Real wages: high or low
But what we call low wages can be very attractive high wages to immigrants from countries where people live on less than five dollars a day. That’s why we have over 11 million economic refugees in our country. Again, this is a fact. If someone tells you that we could pass some law that will suddenly make 11 million pack up and go home, they are living in Disneyland. If any politician tells you there is a simple answer to this incredibly complex problem, they’re playing you for a fool.
Minimum Wage
One of the ways that we have been bamboozled for decades is over the minimum wage. Conservative politicians (and a few ideological economists) have claimed for years that if we force businesses to raise the minimum wage, smaller businesses will not be able to compete and will be driven out of business. Well, that sounds logical—and fearsome, but it is 100% wrong. We have data. There are plenty of studies, including ones from San Francisco and Santa Fe, which found “no statistically significant negative effects on employment or hours (including in low-wage industries such as restaurants).”
Academic studies as well as real-world analyses show that cities, states, and nations that enforce a higher minimum wage enjoy greater prosperity than those that artificially depress wages. Even Ronald Reagan acknowledged that “a rising tide lifts all boats”—though he didn’t grasp that a tide rises from underneath, not from the top down.
What we need is for state and local politicians to start working for us and not big business. We need elected officials who accept facts as facts instead of denying facts in favor of ideological beliefs. Then we can raise the minimum wage and start helping millions of Americans today.
Building walls
When we think about immigration and how it impacts wages, there’s been a lot of talk about walls. Now, I recall that the city of Babylon had walls that were over 320 feet high and 80 feet thick. That huge wall did not save the city from invaders. China’s 10,000-mile great wall couldn’t stop the determined Manchu from invading. The Berlin Wall worked (for less than 30 years) only because it was so short it could be guarded with machine guns, dogs, and a moat—and people still got over, under, and through it. There is no way that any Republican candidate is going to build a 4,000-mile long wall that’s better these—and have Mexico pay for it. We can stop drinking the Kool-Aid.
So how do we do that, and keep the country as a whole from the Kool-Aid, too? We vote!
Voting consequences
We need to remember that voting does have consequences. Even if we’re going to say that 9/11 was not preventable, the Wall Street crash of 2007-08 was completely preventable.

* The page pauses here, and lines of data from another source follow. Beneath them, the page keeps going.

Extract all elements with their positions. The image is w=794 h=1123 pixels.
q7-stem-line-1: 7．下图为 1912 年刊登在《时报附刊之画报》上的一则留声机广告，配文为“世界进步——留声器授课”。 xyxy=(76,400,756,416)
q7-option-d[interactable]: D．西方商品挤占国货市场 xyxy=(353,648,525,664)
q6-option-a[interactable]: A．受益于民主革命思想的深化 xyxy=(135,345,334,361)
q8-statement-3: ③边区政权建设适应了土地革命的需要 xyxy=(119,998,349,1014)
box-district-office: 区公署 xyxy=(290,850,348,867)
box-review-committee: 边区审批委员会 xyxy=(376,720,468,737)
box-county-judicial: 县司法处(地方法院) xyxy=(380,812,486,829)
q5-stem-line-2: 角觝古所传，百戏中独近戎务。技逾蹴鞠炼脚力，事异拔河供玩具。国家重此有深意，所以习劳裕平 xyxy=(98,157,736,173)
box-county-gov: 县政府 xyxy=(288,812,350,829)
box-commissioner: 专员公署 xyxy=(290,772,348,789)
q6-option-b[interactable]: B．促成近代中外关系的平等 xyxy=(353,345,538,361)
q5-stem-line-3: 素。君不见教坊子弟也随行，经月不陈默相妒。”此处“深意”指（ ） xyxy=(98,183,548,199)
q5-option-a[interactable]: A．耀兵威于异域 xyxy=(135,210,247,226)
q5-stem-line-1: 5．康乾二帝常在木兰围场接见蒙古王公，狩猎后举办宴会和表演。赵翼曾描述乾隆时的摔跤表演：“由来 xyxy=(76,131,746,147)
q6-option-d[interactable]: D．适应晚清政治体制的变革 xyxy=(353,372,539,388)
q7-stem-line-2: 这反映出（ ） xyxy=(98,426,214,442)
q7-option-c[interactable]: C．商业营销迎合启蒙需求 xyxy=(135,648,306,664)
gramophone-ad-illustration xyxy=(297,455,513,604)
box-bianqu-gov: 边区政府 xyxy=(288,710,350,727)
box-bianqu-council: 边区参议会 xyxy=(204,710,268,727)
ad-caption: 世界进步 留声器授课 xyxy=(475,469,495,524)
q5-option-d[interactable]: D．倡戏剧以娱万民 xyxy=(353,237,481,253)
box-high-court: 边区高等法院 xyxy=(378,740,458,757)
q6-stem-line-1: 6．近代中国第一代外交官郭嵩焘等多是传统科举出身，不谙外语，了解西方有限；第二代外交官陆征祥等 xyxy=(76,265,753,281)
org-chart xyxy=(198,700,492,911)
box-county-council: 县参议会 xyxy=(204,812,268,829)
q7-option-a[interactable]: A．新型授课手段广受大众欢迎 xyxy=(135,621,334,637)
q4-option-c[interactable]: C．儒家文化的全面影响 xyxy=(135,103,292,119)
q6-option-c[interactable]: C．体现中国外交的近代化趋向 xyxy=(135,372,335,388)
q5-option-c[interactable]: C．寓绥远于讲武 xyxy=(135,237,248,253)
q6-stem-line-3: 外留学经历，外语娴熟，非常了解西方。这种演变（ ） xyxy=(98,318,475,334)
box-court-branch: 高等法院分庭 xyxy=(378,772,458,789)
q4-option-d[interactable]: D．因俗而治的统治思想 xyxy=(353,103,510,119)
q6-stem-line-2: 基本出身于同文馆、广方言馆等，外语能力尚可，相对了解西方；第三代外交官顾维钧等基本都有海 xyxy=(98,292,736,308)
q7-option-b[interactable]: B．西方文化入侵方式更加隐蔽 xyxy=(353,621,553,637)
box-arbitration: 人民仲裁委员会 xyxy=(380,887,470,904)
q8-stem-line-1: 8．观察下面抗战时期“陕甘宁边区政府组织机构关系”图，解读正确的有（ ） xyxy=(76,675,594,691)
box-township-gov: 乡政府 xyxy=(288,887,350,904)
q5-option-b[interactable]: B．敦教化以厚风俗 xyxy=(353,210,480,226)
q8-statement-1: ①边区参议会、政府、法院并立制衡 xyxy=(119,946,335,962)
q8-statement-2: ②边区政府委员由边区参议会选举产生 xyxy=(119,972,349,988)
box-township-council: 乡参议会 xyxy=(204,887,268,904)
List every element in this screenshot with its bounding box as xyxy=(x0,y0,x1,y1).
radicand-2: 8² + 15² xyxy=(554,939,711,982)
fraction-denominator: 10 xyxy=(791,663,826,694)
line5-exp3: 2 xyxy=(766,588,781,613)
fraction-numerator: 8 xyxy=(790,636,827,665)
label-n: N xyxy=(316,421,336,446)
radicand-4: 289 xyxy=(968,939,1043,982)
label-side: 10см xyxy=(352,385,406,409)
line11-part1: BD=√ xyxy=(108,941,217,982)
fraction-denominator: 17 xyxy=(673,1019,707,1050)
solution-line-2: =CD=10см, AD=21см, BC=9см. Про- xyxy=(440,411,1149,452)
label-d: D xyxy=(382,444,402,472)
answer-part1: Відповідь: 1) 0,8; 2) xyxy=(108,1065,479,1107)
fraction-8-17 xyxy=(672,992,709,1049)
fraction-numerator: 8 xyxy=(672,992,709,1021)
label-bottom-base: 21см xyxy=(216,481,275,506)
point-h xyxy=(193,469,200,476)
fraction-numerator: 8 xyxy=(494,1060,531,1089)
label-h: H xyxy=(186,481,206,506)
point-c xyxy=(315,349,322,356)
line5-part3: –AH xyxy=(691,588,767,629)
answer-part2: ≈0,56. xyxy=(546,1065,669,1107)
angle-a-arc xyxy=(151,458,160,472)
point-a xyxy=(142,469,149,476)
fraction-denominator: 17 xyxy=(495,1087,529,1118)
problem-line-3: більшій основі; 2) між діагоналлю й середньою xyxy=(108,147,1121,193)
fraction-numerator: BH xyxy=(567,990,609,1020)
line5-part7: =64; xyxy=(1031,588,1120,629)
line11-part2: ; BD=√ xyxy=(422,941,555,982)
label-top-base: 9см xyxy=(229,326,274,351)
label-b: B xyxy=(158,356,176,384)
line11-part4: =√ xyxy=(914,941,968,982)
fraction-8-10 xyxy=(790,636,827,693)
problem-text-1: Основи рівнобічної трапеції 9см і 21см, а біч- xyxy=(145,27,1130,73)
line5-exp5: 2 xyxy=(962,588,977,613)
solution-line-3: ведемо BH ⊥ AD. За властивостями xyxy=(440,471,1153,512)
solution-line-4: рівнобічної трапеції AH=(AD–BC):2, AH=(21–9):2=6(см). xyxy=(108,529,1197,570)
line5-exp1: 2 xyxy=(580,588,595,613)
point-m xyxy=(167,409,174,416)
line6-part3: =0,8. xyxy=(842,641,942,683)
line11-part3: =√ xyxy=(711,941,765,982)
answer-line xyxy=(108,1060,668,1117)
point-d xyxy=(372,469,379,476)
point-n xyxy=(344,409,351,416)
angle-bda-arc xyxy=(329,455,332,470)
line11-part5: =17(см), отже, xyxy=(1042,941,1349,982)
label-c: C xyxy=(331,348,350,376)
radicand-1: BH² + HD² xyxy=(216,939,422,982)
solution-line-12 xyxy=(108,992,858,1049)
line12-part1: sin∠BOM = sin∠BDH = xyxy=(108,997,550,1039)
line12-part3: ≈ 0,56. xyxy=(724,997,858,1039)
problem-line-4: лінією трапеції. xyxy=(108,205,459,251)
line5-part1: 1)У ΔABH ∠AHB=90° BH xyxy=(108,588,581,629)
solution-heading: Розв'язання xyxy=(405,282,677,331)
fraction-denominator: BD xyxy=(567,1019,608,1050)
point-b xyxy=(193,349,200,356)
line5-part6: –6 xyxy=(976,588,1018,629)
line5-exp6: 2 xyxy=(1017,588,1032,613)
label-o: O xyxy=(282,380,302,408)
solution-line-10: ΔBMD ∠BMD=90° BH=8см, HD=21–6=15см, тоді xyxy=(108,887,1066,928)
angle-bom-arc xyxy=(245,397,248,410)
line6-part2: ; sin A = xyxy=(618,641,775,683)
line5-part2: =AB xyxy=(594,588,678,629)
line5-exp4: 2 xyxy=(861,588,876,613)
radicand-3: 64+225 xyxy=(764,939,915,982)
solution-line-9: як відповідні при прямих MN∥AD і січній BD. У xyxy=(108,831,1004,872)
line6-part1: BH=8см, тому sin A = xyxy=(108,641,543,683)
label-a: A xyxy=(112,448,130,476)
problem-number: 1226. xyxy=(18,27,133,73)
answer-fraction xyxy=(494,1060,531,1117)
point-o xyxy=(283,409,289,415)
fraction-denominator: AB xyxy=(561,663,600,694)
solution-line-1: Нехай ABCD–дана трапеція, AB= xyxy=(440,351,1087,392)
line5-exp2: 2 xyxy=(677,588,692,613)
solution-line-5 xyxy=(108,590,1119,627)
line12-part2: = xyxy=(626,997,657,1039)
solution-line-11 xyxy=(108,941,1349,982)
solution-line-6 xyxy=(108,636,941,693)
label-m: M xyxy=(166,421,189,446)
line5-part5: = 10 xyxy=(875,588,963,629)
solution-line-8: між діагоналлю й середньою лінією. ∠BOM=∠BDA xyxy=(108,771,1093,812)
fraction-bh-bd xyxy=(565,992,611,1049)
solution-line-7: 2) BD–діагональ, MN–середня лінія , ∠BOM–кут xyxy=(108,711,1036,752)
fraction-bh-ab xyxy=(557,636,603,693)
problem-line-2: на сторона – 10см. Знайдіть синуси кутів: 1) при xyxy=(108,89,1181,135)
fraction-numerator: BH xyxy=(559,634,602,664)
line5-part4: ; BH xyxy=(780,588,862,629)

If we had had an administration that was looking out for the American middle class, all the pain and suffering that surrounded the Great Recession could have been prevented. Again, this is not my opinion, this is fact.
Voting access
When politicians—including those wearing black robes—limit access to the voting booth, we know that’s not good. It’s important to democracy for every eligible voter to be able to register and, most of all, to vote. The Supreme Court decision that gutted the Voting Rights Act was the consequence of very political decisions by millions of Americans who didn’t vote when they should have—in 1994, 2000, 2010, 2014—and ended up with a Congress and a court that took away the franchise from millions of African American voters across the South. They deliberately turned a blind eye to a history of generations of voter suppression, and they got away with it.
Passing laws that put barriers between eligible voters and voting, that’s just not … the direction that America should be going. So, take out your spreadsheets and let’s do some homework. Let’s do this Political Combine.
We need to be focused and engaged for local, state, and national elections. I don’t want to vote for the prettiest or richest candidate, and you shouldn’t, either. We want to vote for the politician who will focus on the middle class. That’s what we as a nation focused on from the end of World War II until the 1980s, and that 40 years is the period when America was at its greatest.
America does well if the middle class does well, and it’s usually pretty clear which party and which candidates have the middle class at the core of their vision—and which ones don’t!